A massive argument ensues. I and the husband take some time after to discuss it, we find a family counselor so we can all sit down and reconcile, and are going to get a hold of my mom when I get a letter in the mail- I've been disowned, I was never a good son, and lots of blame and recrimination, etc.
I tried seeing if anything was salvageable later, after the person once my mother (ex-mom?) had some more time to think about what she had done. By that time, she had rewritten the history of everything that happened in her head. I just couldn't deal with the head games anymore, so I cut it off. She still sends me Christmas cards at my job (she has tracked me down every time I've moved jobs or homes) reminding me how much I meant to her, and could she see her granddaughter..."

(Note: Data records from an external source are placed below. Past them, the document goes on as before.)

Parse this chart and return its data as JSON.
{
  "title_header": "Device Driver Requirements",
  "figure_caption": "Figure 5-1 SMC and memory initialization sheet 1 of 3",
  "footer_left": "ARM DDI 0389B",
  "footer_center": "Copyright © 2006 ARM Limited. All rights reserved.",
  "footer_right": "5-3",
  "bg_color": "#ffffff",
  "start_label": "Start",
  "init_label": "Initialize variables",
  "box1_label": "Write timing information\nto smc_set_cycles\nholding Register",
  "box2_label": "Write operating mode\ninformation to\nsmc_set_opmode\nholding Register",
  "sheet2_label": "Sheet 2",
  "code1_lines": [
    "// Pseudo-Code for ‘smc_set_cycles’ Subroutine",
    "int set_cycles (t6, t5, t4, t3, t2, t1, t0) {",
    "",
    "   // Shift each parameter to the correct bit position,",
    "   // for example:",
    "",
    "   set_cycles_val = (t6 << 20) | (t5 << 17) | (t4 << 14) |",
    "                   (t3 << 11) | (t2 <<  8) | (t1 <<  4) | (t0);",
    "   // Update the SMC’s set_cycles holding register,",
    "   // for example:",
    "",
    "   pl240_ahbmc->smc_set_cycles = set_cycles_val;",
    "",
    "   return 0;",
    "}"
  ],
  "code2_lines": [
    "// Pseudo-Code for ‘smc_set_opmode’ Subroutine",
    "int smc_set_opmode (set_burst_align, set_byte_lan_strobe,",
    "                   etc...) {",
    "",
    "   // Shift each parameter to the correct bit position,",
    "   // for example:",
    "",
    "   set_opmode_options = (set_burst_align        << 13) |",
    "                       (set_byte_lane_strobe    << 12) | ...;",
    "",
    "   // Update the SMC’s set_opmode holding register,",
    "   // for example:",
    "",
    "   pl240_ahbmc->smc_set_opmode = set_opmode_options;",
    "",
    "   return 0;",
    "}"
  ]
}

"When I was 2-years-old, my mum came home and found a letter from my dad saying he was moving back to Canada. He'd withdrawn all the money from their savings, leaving her with nothing. When my mum saw the letter, she chased after him and got to the airport. Ironically, one of the ways she convinced him not to leave is because he already had another kid he'd abandoned in Vancouver, and she reminded him that he'd have to face that.
They got back together and had another child (my other brother) before my dad broke down again, but this time he didn't leave the country and was an alright dad. He had a few girlfriends, one was abusive to me, the other, when I was 10, was jealous my dad had other children, so I didn't see him for a good while. I have an 'ok' relationship with my dad now, I love him, and I'm a forgiving person.

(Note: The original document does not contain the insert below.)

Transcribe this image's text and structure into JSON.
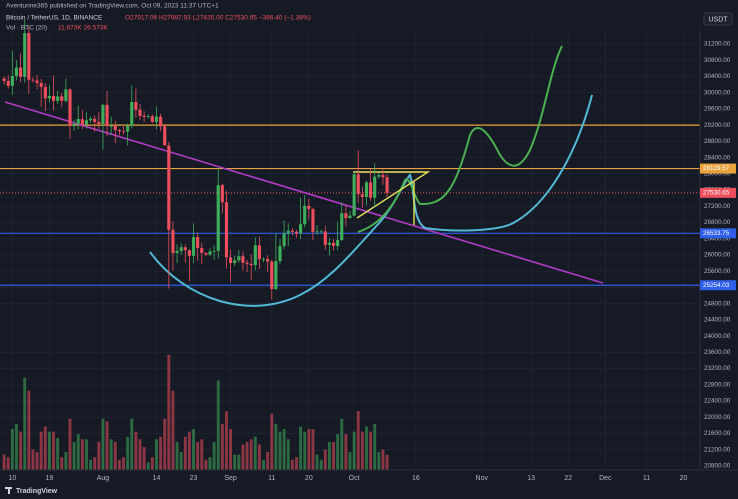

I met the child he abandoned in Vancouver, he's 12 years older than me. I went out there by myself at age 17 and stayed in a hotel, then with him for a bit. We got along really well and keep in touch regularly. He's actually pretty well known in the movie industry (special effects) so I got to go to his studio and see loads of cool stuff, it was awesome!"
"Mine disowned me because I split up with a girlfriend they adored. We split up because she had an abortion - there were no health issues, I owned my own house, had a good job, both mid-twenties. Long-term relationship. No drinks, illegal substances, gambling, or any other type of substance abuse. The problem was we were not married. Her parents ordered her too and she acquiesced to whatever they wanted. So she paid £300 to kill my child. Why didn't I tell my parents? They were strict Catholics and it would have upset them greatly."
"I was disowned when I was 18. Wasn't their fault, though, it was I who was being stubborn over a guy they didn't like. Turned out, he was a full prick, smoking and getting wasted and cheating on me all the time, even spending my hard-earned money to pay women of the night.
I broke up with him when I was 20, and my parents accepted me back, but they still wouldn't have me around until I learned my lesson. So they sent me to Beijing, seven hours away by flight. They sent me there without enough money to live upon. Well, it turned out to be the best experience I've ever had, but apparently, dad thought I would be so lonely and hard-up over there (seriously, he thought I was incapable of making new friends) that I'd come back crying and repentant.
Five years later, when my parents were finally certain I'd changed and matured, they welcomed me back into the family.
Sadly, I'm so used to living alone by now that I no longer want the family embrace."